У быстрого сна, как мы видим, одна химическая картина, у медленного — другая. Разграничение это распространяется не только на выработку медиаторов, но и на характер вегетативных процессов, о которых говорилось раньше, и на всевозможные гормональные и метаболические превращения. Гормоны надпочечников выделяются ближе к утру, когда преобладает быстрый сон, а гормон роста, вырабатываемый гипофизом, предпочитает медленный сон. В медленном сне мы растем гораздо быстрее, чем в быстром. И расти и смотреть сны одновременно, оказывается, нельзя.

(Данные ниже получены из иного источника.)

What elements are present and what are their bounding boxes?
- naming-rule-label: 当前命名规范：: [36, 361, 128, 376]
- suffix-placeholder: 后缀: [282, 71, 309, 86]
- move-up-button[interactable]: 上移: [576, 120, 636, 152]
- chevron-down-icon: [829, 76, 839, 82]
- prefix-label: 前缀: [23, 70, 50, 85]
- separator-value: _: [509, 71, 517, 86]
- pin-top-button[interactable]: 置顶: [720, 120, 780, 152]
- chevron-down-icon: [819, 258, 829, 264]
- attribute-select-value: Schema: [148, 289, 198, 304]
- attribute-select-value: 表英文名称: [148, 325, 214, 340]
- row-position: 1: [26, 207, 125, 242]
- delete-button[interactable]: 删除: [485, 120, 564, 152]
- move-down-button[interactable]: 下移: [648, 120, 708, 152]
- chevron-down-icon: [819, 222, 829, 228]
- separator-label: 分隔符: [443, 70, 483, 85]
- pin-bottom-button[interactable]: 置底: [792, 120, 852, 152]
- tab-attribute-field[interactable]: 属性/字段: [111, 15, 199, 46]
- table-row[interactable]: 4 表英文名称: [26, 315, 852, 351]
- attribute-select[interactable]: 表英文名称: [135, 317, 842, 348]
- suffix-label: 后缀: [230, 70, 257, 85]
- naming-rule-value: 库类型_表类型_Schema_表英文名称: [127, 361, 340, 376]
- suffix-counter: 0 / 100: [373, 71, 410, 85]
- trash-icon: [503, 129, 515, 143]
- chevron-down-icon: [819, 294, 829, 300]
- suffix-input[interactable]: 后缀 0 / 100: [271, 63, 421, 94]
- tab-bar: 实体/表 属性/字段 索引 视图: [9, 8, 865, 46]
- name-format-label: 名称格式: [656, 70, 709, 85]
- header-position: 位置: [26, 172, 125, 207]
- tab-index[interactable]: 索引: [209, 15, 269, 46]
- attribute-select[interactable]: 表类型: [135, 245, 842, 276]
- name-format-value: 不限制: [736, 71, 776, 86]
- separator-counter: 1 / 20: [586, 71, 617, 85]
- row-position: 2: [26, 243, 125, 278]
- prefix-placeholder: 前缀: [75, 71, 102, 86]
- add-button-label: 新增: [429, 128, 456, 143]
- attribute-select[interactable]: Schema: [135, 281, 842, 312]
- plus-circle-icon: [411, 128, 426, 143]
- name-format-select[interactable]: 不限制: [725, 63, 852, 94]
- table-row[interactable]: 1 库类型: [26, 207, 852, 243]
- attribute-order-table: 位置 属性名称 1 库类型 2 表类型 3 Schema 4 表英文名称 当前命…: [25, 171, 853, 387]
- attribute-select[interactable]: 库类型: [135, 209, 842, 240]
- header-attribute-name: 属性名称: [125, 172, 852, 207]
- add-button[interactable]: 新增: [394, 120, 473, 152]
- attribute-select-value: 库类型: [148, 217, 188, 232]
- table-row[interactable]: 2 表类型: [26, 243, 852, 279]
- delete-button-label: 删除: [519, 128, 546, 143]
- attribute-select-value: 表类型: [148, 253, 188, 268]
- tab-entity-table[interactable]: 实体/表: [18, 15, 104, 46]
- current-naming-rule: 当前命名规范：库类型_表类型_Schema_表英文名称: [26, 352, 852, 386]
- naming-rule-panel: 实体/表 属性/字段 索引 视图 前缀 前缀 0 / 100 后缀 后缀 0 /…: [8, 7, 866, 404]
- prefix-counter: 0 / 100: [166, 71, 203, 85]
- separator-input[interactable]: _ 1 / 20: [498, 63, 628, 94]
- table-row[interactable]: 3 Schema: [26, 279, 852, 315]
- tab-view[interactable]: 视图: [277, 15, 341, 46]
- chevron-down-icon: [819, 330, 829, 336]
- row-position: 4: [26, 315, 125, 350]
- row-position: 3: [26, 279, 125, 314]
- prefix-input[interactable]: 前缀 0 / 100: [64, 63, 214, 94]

Представим теперь себе, что в ядрах шва усилилась выработка серотонина, а в синем ядре и среднем мозге стала ослабевать выработка норадреналина. Химическим переменам соответствуют перемены электрические: мозг переходит на режим альфа-ритма. Восходящая активирующая система посылает в кору последние импульсы и переходит на «фоновый режим». Синхронизирующие системы подавляют остатки активирующих влияний и начинают перестраивать работу мозга. Накопление серотонина, главным образом в структурах ствола, способствует развитию медленного сна. На электроэнцефалограмме уже преобладают сонные веретена, а через час мы во власти глубокого дельта-сна. Активность синхронизирующих систем достигает предела и обрывается — оживает центр быстрого сна. Серотонин вытесняется норадреналином. Идет новая перестройка мозгового режима: усиливается обмен веществ, кровь энергичнее течет по сосудам, мы смотрим первый сон. Снова оживают синхронизирующие механизмы, быстрый сон сменяется медленным, потом снова приходит быстрый, наконец, наступает пробуждение.

Картина простая. Даже если мы введем в нее дельта-фактор Монье или стимулятор сна Паппенхаймера, она не станет сложнее. В известное время в мозговых химических фабриках усиливается выработка известных веществ, заставляющих аппараты сна активизироваться, а аппарат бодрствования замереть. Затем, по прошествии определенного времени, в других мозговых фабриках увеличивается выработка других веществ, а выработка первых ослабевает. Новые вещества побуждают к деятельности аппарат бодрствования, а аппараты сна выводят из игры. Но что именно запускает работу химических фабрик? Гипнотоксины и прочие продукты усталости на эту роль вроде бы не годятся. Ведь если какой-нибудь продукт усталости и способен вызвать медленный сон, то что же вызывает быстрый сон с его особой химией? А потом — снова медленный? Эта смена типов сна сильно компрометирует химическую теорию, во всяком случае в ее классическом варианте. Так что же включает и регулирует общую химию сна и общую химию бодрствования? Кто там, в мозгу, знает, когда нам пора спать и когда пора просыпаться?

КРЯЧКА ПРОТИВ БОМБАРДИРОВЩИКА

Ученые думают, что об этом знают и регулируют сон наши биологические часы, раз и навсегда заведенные главным биологическим ритмом.